Mais Brina Svit évoque aussi ce que son prochain récit (celui-ci ? ou un autre à venir ?) ne sera pas :

" Ce ne sera pas le roman qui lève le rideau sur l'immense foule indienne de la fête de Shiva et la parade des éléphants. "

Ce sera donc tout autre chose. Un récit concentré sur les événements d'un seul mois, avec des êtres qu'elle ne reverra sans doute jamais. C'est bien d'elle que Brina parle, de sa passion pour l'écriture romanesque, qui ne lui laisse aucun répit ; et de son amour pour les personnages qu'elle met en place, comme sur un échiquier, tout en respectant le contexte dans lequel ils se révèlent à eux-mêmes et aux autres. Sans rien rajouter qui gommerait la réalité ou qui la modifierait. Les échanges entre ces personnages sont les mêmes que ceux que nous avons tous eus ces derniers mois. " Il y a quelque chose qui ne va plus depuis trop longtemps... ", dit Stefan le subversif, qui " rigole " de la situation.

C'est en raison de cette passion pour les personnages que Brina Svit se promène toujours avec son reflex Nikon en bandoulière.

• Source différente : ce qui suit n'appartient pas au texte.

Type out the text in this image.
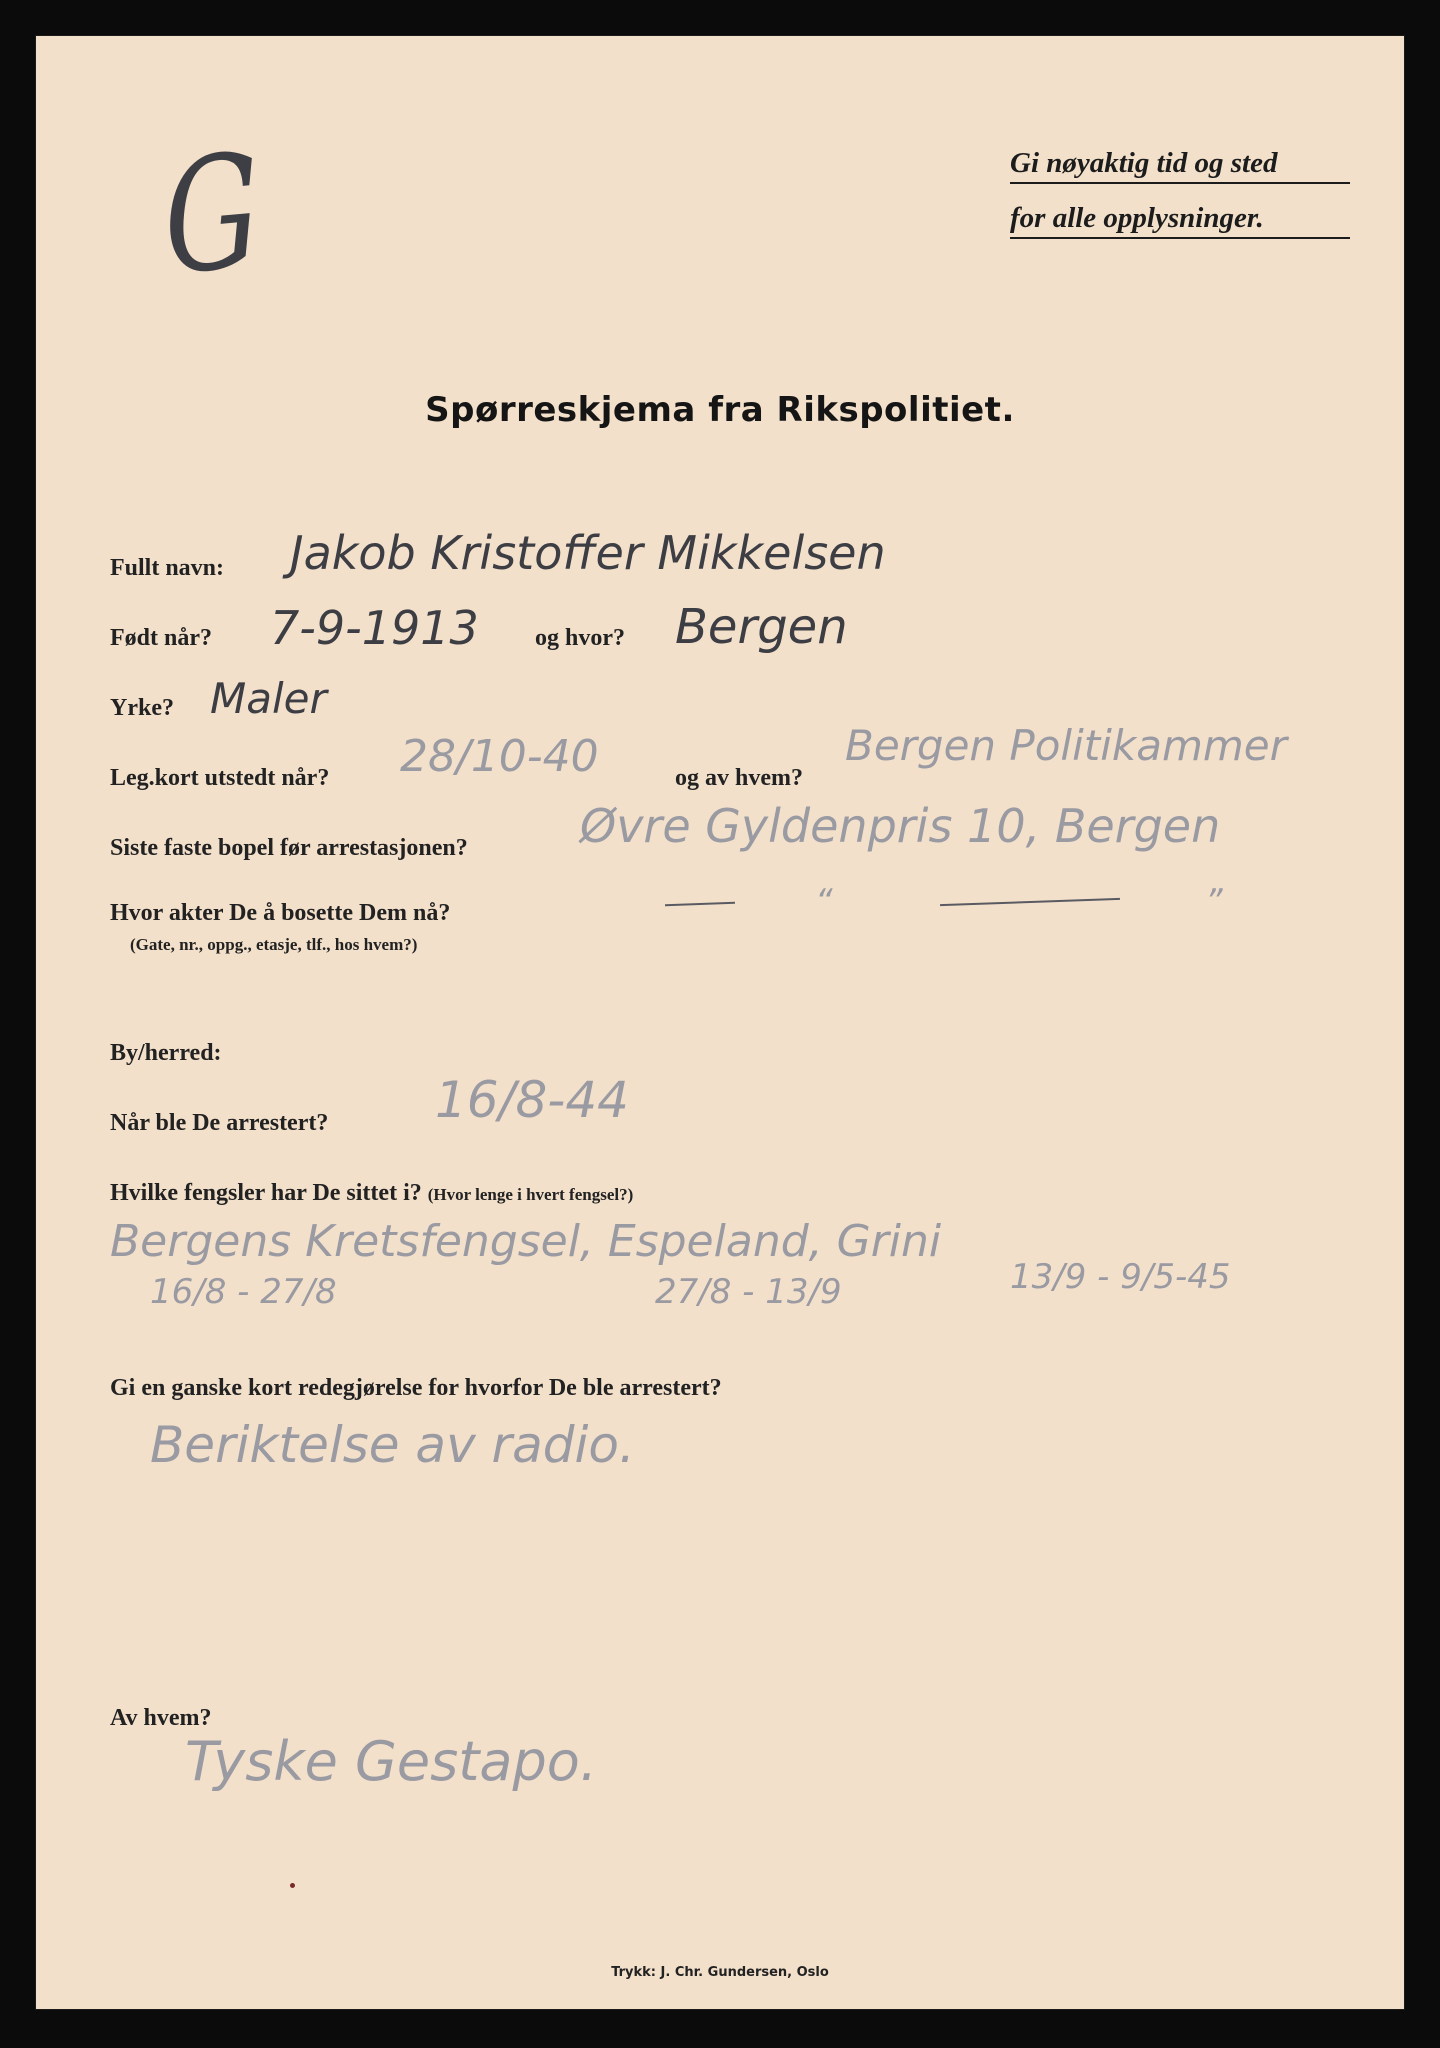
G	Gi nøyaktig tid og sted
for alle opplysninger.
Spørreskjema fra Rikspolitiet.
Fullt navn: Jakob Kristoffer Mikkelsen
Født når? 7-9-1913 og hvor? Bergen
Yrke? Maler
Leg.kort utstedt når? 28/10-40	og av hvem?
Bergen Politikammer
Siste faste bopel før arrestasjonen? Øvre Gyldenpris 10, Bergen
Hvor akter De å bosette Dem nå?
(Gate, nr., oppg., etasje, tlf., hos hvem?)
“	”
By/herred:
Når ble De arrestert? 16/8-44
Hvilke fengsler har De sittet i? (Hvor lenge i hvert fengsel?)
Bergens Kretsfengsel, Espeland, Grini
16/8 - 27/8	27/8 - 13/9	13/9 - 9/5-45
Gi en ganske kort redegjørelse for hvorfor De ble arrestert?
Beriktelse av radio.
Av hvem?
Tyske Gestapo.
Trykk: J. Chr. Gundersen, Oslo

Parce qu'elle est une observatrice fascinée des visages, " tous les visages, même les plus anonymes ". Et qu'elle a besoin de ces visages pour ses propres compositions romanesques.

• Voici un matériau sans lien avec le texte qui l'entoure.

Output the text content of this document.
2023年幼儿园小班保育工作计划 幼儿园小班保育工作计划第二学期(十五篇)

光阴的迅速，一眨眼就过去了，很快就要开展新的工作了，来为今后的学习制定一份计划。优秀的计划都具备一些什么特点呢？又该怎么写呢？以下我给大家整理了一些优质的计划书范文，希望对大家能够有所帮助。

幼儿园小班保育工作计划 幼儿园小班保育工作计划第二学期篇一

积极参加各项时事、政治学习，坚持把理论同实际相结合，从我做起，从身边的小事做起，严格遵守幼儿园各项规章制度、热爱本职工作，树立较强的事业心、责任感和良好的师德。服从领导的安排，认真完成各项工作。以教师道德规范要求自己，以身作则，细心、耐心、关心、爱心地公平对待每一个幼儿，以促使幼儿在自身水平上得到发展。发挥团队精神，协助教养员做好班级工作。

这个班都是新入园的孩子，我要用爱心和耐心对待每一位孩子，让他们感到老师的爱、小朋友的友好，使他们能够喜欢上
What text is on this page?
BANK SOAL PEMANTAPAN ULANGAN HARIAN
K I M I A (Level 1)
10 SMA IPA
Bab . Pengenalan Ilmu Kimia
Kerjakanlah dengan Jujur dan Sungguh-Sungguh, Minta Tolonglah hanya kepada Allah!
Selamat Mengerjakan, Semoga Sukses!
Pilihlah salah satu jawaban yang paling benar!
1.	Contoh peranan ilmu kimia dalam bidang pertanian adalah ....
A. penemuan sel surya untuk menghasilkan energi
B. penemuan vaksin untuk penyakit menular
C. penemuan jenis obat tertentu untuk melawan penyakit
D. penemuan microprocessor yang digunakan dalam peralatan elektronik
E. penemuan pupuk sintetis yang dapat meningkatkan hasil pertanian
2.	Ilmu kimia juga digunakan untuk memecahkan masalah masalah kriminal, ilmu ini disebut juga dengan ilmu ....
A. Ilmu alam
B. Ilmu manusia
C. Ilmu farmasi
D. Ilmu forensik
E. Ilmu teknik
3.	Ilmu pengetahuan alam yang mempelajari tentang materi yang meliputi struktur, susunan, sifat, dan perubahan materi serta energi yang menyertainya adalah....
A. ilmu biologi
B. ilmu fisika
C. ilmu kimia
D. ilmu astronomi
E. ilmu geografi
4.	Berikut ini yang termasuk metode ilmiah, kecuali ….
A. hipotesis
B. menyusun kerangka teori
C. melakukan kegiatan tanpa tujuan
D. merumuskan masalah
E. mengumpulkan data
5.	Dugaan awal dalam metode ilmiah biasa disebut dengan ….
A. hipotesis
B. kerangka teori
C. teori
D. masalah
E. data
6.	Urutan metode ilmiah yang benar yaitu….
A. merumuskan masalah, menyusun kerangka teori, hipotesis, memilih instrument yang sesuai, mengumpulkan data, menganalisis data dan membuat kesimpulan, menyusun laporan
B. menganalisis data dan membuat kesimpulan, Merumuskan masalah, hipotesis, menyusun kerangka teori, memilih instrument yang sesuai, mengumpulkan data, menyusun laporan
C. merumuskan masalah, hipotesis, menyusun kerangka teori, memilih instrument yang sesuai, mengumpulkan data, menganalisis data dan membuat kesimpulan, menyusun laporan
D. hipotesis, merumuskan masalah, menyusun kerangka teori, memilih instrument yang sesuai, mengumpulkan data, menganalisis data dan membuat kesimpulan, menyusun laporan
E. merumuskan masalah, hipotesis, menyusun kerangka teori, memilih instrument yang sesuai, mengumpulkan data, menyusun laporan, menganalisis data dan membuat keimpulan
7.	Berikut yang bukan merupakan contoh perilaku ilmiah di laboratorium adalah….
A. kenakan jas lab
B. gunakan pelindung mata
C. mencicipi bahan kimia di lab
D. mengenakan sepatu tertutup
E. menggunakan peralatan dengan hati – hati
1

C'est bien d'elle qu'elle parle aussi lorsqu'elle évoque cette autre passion qu'elle a de longue date pour le tango et de cette autre encore qu'elle nourrit pour le yoga. Comment Brina Svit, bonne yogini et ardente danseuse de tango argentin, qui vit avec la milonga chevillée au corps, parvient-elle à concilier des pratiques aussi antinomiques ? Il faudra que je lui pose la question. Un jour, lorsque nous nous reverrons. À Paris ou ailleurs.

Mais il faudrait encore dire deux mots des " devinettes " que la romancière sème tout au long de son aventure indienne. Car Brina Svit est joueuse et aime les énigmes qui mettent le lecteur à l'épreuve. Qui donc se cache derrière les envois qu'elle découvre dans les courriels ? Est-ce Manca, l'amie slovène ? Je n'ai pas élucidé ce point, d'autant plus que la romancière parle d'un ami ; mais j'ai cependant identifié quelques-uns des auteurs des citations posées en devinettes au hasard des pages. Dans le désordre, pour laisser au lecteur le plaisir de se livrer lui-même à l'enquête : Matthieu (Nouveau Testament), Marx, Tolstoi, Görz, Vega, Cioran, Thoreau...

Tout en finesse et en tension, Le Dieu des obstacles ne manque pas de sel. Diversifiés, ajoutés aux nombreuses anticipations qui jalonnent le récit, ces multiples indices sont autant de subtilités narratives qui le pimentent. Peut-être, au terme de son séjour au centre ayurvédique du Kerala, plus mouvementé qu'il n'y parait, la romancière, même si elle n'est pas parvenue à totalement annihiler sa volonté d'oubli, aura-t-elle du moins fait l'expérience émouvante de la modestie.

Quant à la question de la mort, abordée au détour d'une discussion sur l'avenir de la planète, Brina Svit avoue, au bout d'un long silence méditatif : " Je ne suis pas encore prête, loin de là. J'ai peur. "

Attendrissante Brina, si naturelle, si vraie. Et si désemparée.